The Gile House Brew Supply Pump is a great option for a pump available on Amazon. In comparison to other pumps, it is a cheaper option that gives some great features at the price point. The inline switch and stainless steel head are great upgrades for pumps at this price point.
Unboxing of the Gile House Brew Supply Pump
The pump came in a no frills packaging. It is sturdy, and seemingly heavy weight. There are mounting brackets on it to help you integrate it into a brew house sculpture. I wish the balancing of the pump was a little better as it doesn’t easily stand on its own.
I purchased the optional connection kit from Amazon here. It includes hoses and connections that just make your life easier. It took a little time to wrap all the threads with the supplied teflon tape, then connect in all the fittings, but was worth the time. This is not something you need to do each time. There is enough tubing and connectors that you can do multiple size hoses as you need.
After prepping the pump with the connection kit, it was time to give it a test run. I hooked up the pump to my Mash & Boil and then was going to pump it to the keg. I sent it through a Bouncer MD filter to get some of the dregs of my fermentation out. After verifying the connections were all set, it was time. The pump primed via gravity. Don’t forget to prime the pump! Once it was primed, I turned on the inline switch and it was alive! The pump operated quickly and quietly. It moved my wort through the Bouncer quickly, and did exactly what I wanted it to do, moved my beer from point A to B.
Cleanup was rather easy with the quick connection kit. Everything disassembled quickly and i was able to drop the hoses into a PBW wash very easily. I then ran some through the pump head, and then some water as well. Future deep cleaning will be easy, as the pump head comes off with just a few screws.
For the next test, I ran the pump for almost an hour on a mash recirculation. I hooked up the Gile House Brew Supply Pump to my Mash & Boil. I then used a clamp to hold the tube at the other end in the correct placement. I then turned on the pump. I did have an air bubble, but once I figured it out it was smooth sailing.
The pump ran for almost a full hour with the mash getting sent from the bottom of my pot to the top. This is where silicon tubing is important. Regular tubing wouldn’t be able to handle the higher mash temps. The pump body was warm to the touch. It makes sense, since it ran for so long.

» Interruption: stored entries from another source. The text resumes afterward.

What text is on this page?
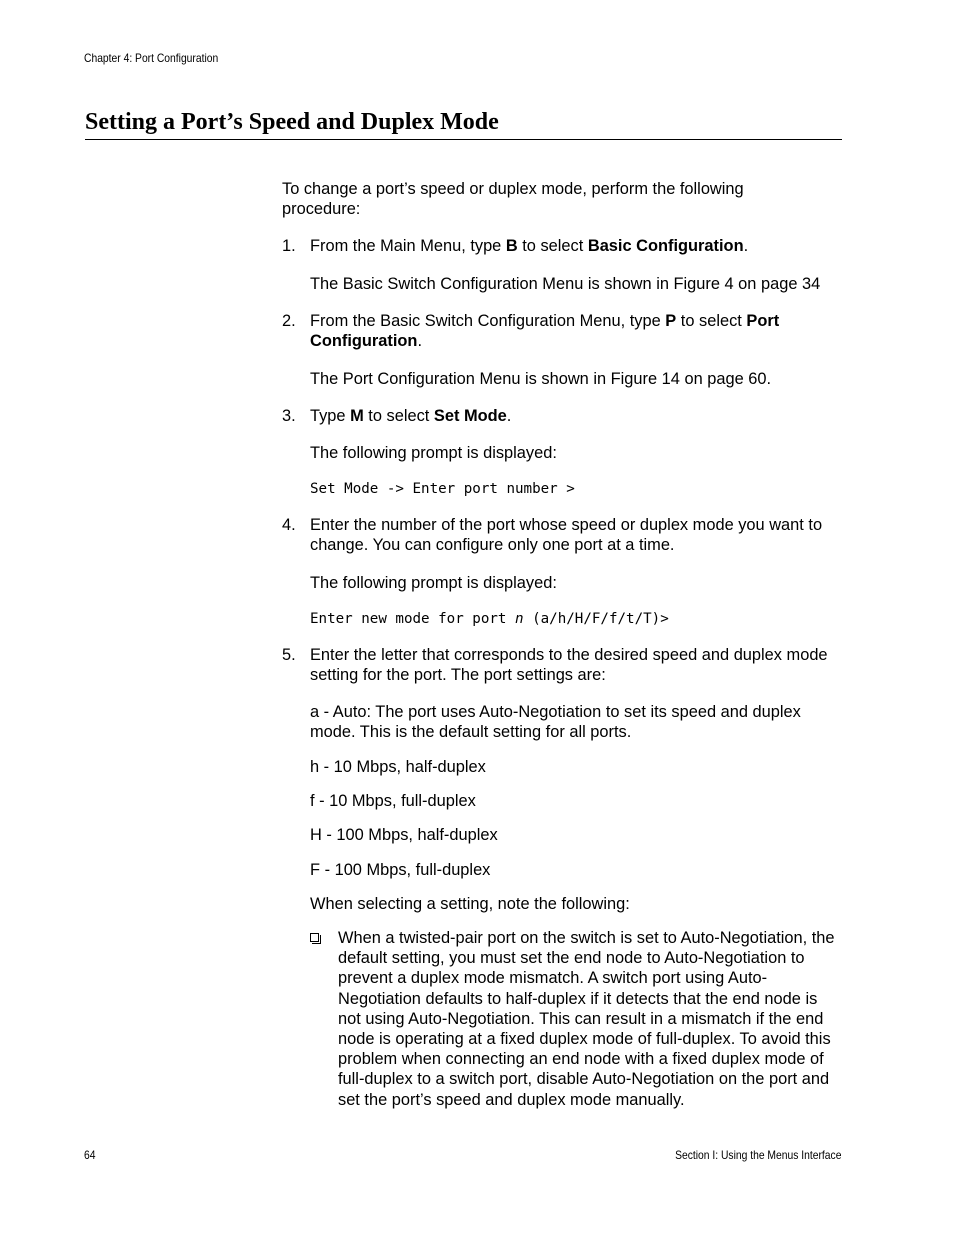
Chapter 4: Port Configuration
Setting a Port’s Speed and Duplex Mode

To change a port’s speed or duplex mode, perform the following procedure:

1. From the Main Menu, type B to select Basic Configuration.

The Basic Switch Configuration Menu is shown in Figure 4 on page 34

2. From the Basic Switch Configuration Menu, type P to select Port Configuration.

The Port Configuration Menu is shown in Figure 14 on page 60.

3. Type M to select Set Mode.

The following prompt is displayed:

Set Mode -> Enter port number >
4. Enter the number of the port whose speed or duplex mode you want to change. You can configure only one port at a time.

The following prompt is displayed:

Enter new mode for port n (a/h/H/F/f/t/T)>
5. Enter the letter that corresponds to the desired speed and duplex mode setting for the port. The port settings are:

a - Auto: The port uses Auto-Negotiation to set its speed and duplex mode. This is the default setting for all ports.

h - 10 Mbps, half-duplex

f - 10 Mbps, full-duplex

H - 100 Mbps, half-duplex

F - 100 Mbps, full-duplex

When selecting a setting, note the following:

When a twisted-pair port on the switch is set to Auto-Negotiation, the default setting, you must set the end node to Auto-Negotiation to prevent a duplex mode mismatch. A switch port using Auto-Negotiation defaults to half-duplex if it detects that the end node is not using Auto-Negotiation. This can result in a mismatch if the end node is operating at a fixed duplex mode of full-duplex. To avoid this problem when connecting an end node with a fixed duplex mode of full-duplex to a switch port, disable Auto-Negotiation on the port and set the port’s speed and duplex mode manually.

64	Section I: Using the Menus Interface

The recirculation was very uniform in the amount going through the pump. This is where the ball valve is very helpful….you can control how fast the wort recirculates. Too much and the pot would have overflowed at the top, so I was happy.
I plan to hook this up to to a Hop Rocket so I can circulate my wort through some nice whole leaf hops for some added depth to a future beer. I have confidence that it will work well. I can also use the Hop Rocket to randall in different things as well.
Pros and Cons
This Gile House Brew Supply Pump is really a great pump. It runs super quiet and moves a boatload of liquid at a speedy pace. I loved the optional transfer kit to help get things set up. Cleaning is super easy, with the head being able to be removed.
I wish the Gile House Brew Supply Pump was a little more balanced. I don’t have it hooked onto anything, so it can tip, although this doesn’t change it’s abilities. After an hour of running, it did get warm….but what do you expect?
I had a great time with the equipment review for the Gile House Brew Supply Pump and the optional transfer kit. Thank you to Gile House Brew Supply for providing the pump as a test unit. It will be part of many brews to come! This brewer gives it two thumbs up!